Aucun des documents consultés, notamment les martyrologues, ne permet d'affirmer que Saint-Ethbin ait été martyrisé. Il est mentionné à la date du 19 octobre, comme abbé, sans autre indication, et l'on situe sa mort en Irlande. C'était ce que l'on appelle communément un saint homme. Pour expliquer la présence des reliques de Saint-Ethbin à Port-Mort, on a supposé que ce sont les moines de Landévennec qui les auraient emportées vers le monastère de Saint-Saulve, où ils allaient se réfugier, et qu'ils donnèrent quelques os en traversant le Vexin. Mais rien ne confirme cette hypothèse, car on ne sait pas à quelle date les reliques de Saint-Ethbin arrivèrent à ce monastère, ni qui les y avait apportées. Nous savons seulement qu'elles y étaient avant 954-955.

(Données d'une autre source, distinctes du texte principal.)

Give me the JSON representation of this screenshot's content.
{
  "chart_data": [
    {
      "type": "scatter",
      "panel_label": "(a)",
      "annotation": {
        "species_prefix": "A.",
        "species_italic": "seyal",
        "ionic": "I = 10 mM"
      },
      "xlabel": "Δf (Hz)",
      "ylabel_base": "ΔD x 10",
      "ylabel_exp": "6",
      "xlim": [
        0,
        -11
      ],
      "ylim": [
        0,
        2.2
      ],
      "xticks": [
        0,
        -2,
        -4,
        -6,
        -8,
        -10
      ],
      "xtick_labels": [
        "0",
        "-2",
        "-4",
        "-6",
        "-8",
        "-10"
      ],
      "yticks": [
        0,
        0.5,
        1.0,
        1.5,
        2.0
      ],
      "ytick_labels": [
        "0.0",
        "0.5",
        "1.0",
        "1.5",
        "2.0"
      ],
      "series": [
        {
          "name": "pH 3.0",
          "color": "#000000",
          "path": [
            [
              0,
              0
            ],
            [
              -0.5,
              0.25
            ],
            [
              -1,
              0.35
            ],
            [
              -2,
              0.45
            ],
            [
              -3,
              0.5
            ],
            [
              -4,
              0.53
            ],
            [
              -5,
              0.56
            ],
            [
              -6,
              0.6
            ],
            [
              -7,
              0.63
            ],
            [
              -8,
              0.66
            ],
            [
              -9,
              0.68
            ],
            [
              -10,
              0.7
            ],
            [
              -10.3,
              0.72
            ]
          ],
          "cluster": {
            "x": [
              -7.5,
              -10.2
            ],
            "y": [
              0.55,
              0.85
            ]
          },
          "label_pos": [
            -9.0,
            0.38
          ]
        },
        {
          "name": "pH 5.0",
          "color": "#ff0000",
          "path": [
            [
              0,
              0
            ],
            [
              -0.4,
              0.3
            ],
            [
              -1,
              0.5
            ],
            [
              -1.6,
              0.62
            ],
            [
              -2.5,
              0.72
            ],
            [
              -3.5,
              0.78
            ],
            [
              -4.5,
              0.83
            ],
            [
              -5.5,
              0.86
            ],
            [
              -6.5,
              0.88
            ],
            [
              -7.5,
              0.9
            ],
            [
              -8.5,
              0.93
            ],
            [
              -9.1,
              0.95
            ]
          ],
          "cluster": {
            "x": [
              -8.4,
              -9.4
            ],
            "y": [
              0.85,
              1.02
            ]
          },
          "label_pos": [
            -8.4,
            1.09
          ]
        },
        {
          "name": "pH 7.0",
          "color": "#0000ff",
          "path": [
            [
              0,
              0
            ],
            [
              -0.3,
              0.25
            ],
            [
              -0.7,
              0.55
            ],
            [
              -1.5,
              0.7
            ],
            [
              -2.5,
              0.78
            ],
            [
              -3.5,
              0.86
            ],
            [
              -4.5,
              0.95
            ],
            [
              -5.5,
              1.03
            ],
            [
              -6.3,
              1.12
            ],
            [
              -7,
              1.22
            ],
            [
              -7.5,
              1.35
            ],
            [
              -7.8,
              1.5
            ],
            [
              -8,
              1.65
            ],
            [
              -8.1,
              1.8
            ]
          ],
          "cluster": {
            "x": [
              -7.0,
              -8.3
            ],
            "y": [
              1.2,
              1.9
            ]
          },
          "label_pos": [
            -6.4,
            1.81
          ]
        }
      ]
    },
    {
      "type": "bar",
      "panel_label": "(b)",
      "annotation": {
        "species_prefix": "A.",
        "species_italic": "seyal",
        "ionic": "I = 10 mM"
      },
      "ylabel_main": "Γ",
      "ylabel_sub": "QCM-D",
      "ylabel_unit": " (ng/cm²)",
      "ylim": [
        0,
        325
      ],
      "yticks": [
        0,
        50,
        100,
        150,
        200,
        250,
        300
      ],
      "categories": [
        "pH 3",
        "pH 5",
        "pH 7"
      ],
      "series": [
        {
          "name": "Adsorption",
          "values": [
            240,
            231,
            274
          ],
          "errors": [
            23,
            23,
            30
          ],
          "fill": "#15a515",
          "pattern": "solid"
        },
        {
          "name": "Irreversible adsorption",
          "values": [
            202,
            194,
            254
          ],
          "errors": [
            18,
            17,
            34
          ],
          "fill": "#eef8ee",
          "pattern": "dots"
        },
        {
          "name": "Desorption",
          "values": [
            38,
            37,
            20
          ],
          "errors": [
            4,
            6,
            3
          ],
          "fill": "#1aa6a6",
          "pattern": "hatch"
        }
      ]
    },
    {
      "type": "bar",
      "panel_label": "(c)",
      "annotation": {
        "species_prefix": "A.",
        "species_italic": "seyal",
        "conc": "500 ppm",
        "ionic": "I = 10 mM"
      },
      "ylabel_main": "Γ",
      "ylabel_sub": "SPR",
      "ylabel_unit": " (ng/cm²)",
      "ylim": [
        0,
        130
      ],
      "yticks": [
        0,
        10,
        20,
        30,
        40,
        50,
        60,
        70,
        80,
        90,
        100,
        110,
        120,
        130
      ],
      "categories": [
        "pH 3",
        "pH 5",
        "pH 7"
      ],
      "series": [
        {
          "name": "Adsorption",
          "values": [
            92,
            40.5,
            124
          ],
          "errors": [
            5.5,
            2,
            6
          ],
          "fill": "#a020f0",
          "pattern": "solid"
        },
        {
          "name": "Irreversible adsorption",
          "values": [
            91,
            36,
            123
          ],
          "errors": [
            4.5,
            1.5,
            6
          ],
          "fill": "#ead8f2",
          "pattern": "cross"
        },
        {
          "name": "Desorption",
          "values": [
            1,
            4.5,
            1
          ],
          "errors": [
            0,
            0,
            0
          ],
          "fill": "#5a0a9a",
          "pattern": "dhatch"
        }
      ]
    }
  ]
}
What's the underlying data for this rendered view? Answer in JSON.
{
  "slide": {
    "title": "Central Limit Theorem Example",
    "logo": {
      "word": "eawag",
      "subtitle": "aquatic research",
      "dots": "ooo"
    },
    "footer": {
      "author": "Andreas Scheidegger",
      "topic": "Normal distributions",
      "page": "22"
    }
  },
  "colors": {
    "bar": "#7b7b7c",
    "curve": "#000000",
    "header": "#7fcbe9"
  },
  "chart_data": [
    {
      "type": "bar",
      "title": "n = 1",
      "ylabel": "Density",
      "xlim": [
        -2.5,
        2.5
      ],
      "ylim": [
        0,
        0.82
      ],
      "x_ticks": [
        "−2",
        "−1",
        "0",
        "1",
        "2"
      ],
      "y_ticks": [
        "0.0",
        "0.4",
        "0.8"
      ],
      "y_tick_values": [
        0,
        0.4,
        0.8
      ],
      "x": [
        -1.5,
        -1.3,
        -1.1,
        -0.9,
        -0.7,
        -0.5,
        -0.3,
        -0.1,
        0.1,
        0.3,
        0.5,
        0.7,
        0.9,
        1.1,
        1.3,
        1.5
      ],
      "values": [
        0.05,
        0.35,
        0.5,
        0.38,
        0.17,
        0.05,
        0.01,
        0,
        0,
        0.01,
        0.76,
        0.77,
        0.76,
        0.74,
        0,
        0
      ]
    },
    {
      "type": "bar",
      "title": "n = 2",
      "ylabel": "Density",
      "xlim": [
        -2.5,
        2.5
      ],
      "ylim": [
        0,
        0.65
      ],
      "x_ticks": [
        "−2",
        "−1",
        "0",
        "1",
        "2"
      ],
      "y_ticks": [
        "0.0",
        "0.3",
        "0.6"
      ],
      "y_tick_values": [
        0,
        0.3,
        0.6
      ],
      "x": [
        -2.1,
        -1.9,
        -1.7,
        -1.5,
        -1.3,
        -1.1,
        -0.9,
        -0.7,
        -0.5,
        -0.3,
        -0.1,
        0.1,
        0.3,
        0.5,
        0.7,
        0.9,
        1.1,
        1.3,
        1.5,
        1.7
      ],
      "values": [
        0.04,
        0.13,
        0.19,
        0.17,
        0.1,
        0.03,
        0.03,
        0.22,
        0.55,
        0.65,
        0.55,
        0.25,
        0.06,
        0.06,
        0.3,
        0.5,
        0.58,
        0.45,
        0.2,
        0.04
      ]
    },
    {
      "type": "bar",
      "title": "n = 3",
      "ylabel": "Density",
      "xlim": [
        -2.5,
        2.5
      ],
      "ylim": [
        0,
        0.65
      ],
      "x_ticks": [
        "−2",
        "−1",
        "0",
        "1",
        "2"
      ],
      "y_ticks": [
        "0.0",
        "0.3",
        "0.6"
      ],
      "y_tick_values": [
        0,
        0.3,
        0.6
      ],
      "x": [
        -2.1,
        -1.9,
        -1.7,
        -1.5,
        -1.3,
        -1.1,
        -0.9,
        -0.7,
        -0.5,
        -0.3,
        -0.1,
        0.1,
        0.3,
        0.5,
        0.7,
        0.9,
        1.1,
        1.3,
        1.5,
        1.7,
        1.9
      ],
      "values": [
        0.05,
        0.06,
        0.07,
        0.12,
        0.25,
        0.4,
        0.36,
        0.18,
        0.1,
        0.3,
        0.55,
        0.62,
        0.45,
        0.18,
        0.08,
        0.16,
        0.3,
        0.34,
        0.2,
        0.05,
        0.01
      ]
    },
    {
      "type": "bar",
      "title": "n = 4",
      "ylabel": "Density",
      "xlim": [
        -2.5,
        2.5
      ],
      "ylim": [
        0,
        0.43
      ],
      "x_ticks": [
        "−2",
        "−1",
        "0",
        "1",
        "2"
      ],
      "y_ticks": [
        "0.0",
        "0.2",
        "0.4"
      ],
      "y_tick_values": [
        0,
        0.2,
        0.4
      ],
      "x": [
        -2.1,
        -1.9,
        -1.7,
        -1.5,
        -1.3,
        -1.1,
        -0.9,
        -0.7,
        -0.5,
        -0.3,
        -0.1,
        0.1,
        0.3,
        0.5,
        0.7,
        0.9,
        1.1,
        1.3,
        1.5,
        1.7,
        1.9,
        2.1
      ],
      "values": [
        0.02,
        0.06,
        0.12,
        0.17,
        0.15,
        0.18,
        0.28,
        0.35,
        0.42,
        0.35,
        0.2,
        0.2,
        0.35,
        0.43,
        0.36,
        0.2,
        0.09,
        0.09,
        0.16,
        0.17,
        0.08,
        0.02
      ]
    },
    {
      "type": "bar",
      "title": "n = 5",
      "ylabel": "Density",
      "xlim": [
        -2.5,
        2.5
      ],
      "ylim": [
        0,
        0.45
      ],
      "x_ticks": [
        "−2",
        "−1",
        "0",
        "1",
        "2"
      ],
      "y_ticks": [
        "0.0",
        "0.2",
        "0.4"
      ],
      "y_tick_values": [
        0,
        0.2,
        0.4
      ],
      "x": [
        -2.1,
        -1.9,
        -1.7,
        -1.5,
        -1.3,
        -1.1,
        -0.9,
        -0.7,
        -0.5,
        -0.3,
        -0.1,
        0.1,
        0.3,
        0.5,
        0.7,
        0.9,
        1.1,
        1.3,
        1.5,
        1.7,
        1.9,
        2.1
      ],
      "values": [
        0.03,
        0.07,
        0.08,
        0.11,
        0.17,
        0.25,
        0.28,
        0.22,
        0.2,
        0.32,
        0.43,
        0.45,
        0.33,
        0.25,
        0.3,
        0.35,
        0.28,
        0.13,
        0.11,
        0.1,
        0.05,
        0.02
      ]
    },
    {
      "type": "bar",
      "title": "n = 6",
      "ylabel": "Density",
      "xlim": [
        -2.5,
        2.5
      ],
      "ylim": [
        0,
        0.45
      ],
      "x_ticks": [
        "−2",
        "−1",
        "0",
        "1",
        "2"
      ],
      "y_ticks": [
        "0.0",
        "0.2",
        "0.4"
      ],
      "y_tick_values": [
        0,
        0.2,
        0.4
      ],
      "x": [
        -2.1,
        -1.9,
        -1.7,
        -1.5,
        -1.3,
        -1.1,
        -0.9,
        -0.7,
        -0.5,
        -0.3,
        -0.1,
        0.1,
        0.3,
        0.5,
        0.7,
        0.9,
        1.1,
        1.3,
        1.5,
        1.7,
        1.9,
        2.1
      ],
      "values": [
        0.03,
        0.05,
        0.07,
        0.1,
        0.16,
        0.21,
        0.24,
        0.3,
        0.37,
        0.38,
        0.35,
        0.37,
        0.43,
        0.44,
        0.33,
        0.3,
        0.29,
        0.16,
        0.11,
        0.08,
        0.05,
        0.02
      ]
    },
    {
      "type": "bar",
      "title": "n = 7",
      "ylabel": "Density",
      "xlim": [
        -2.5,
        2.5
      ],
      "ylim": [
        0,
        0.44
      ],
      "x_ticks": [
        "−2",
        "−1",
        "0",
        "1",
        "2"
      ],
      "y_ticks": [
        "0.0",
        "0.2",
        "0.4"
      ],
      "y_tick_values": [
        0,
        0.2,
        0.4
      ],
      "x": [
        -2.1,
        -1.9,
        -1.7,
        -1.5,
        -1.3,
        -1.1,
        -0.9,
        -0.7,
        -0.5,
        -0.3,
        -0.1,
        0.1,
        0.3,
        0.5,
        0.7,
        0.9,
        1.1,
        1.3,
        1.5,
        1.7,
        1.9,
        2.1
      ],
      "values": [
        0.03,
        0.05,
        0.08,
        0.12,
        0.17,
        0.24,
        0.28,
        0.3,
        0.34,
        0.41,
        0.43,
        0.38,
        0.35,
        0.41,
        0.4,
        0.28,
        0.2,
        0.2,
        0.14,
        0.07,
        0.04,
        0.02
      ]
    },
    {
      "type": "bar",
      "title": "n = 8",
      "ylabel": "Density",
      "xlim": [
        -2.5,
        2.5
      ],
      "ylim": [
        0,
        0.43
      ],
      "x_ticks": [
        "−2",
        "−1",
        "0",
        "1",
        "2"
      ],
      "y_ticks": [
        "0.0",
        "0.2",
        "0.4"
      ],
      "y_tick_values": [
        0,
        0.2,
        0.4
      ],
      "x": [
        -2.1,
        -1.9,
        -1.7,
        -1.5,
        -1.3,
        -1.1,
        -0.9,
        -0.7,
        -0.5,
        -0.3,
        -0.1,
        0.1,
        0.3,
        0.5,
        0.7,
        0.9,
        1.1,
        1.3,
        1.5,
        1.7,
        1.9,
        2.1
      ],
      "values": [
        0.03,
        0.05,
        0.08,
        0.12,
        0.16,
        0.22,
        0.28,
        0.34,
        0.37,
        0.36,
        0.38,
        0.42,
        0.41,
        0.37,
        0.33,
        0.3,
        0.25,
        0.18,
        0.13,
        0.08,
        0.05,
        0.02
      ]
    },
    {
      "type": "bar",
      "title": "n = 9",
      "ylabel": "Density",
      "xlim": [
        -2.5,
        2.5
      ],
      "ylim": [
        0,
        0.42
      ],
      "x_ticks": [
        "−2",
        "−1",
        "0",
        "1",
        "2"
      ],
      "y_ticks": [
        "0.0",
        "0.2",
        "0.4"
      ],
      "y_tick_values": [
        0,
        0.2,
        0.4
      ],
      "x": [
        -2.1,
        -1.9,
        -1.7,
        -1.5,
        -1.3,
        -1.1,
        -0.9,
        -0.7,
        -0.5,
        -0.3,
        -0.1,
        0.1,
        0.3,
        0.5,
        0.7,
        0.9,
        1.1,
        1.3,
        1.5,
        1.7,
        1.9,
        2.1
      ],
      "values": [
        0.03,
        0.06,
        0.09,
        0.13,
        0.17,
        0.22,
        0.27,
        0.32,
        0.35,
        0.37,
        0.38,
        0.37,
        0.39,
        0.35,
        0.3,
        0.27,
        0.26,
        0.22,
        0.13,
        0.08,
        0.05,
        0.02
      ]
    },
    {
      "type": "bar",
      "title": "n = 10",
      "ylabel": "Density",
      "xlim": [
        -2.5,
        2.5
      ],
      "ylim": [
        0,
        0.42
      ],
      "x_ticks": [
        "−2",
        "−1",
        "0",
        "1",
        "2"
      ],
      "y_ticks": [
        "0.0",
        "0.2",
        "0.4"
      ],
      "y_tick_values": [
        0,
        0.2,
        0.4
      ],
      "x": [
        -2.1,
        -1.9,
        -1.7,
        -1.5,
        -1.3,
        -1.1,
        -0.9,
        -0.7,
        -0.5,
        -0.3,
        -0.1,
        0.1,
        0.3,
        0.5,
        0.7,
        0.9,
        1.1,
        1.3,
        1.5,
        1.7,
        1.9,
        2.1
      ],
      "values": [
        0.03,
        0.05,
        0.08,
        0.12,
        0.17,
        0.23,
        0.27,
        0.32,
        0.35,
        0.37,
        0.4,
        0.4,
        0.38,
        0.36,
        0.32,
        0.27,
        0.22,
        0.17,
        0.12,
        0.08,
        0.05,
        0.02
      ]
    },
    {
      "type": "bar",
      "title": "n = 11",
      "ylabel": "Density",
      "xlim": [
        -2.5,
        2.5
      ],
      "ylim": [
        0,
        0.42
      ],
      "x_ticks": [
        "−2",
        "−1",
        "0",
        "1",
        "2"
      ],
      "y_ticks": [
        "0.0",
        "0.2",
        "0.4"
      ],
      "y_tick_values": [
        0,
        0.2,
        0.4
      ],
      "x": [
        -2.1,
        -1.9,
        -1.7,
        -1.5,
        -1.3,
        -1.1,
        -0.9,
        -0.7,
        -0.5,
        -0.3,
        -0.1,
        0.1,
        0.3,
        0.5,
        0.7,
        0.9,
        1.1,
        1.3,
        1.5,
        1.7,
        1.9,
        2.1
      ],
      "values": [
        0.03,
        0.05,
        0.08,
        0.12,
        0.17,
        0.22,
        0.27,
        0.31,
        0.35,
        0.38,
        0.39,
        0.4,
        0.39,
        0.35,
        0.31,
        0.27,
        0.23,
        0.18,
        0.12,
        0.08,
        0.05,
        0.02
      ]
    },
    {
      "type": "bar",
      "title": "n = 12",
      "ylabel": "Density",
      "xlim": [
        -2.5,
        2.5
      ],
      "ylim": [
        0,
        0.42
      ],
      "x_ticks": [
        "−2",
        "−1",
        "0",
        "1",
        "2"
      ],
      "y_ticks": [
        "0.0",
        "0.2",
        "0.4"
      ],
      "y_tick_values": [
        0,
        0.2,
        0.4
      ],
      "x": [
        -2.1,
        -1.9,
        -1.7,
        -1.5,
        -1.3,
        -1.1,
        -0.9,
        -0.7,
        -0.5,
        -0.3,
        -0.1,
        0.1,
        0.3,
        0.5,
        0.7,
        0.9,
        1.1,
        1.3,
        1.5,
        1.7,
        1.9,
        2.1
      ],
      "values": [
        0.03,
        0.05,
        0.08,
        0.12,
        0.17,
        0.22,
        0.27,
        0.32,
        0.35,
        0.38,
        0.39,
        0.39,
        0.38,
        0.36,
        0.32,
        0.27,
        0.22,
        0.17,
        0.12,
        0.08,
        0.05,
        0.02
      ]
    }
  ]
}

Dans tous les inventaires du Trésor de l'Abbaye de Saint-Saulve, la châsse de Saint-Etbin (orthographe employée à Montreuil) y figure depuis 1424, date de son origine. Celui de 1713 en donne une description détaillée. Enfin elle est encore mentionnée dans l'inventaire que les officiers municipaux de Montreuil établirent le 29 avril 1790.
A la Révolution le monastère bénédictin fut démoli et les reliques brûlées dans un autodafé, le 30 septembre 1793. Il semble bien que les reliques de Saint-Ethbin n'échappèrent point à cette destruction, car on ne les a pas retrouvées, ni leur reliquaire, dans ce qui forme désormais le Trésor de l'Église abbatiale Saint-Saulve. Mr. Roger Rodière dans son histoire des reliques de Montreuil, « Les corps Saints de Montreuil », posait le problème des reliques de Port-Mort. Et, dans une lettre que Dom Plaine de l'Abbaye de Ligugé, lui adressait le 7 mars 1899, nous lisons :
« On ne possède en Bretagne aucune relique de ce Saint (Saint-Ethbin), et il n'y est pas honoré, car il ne nous appartient que par la naissance (?), et il est allé mourir en Irlande. On en possédait aussi des reliques à Vernon, ainsi qu'à Port-Mort. J'imagine qu'elles provenaient de votre Saint-Saulve ».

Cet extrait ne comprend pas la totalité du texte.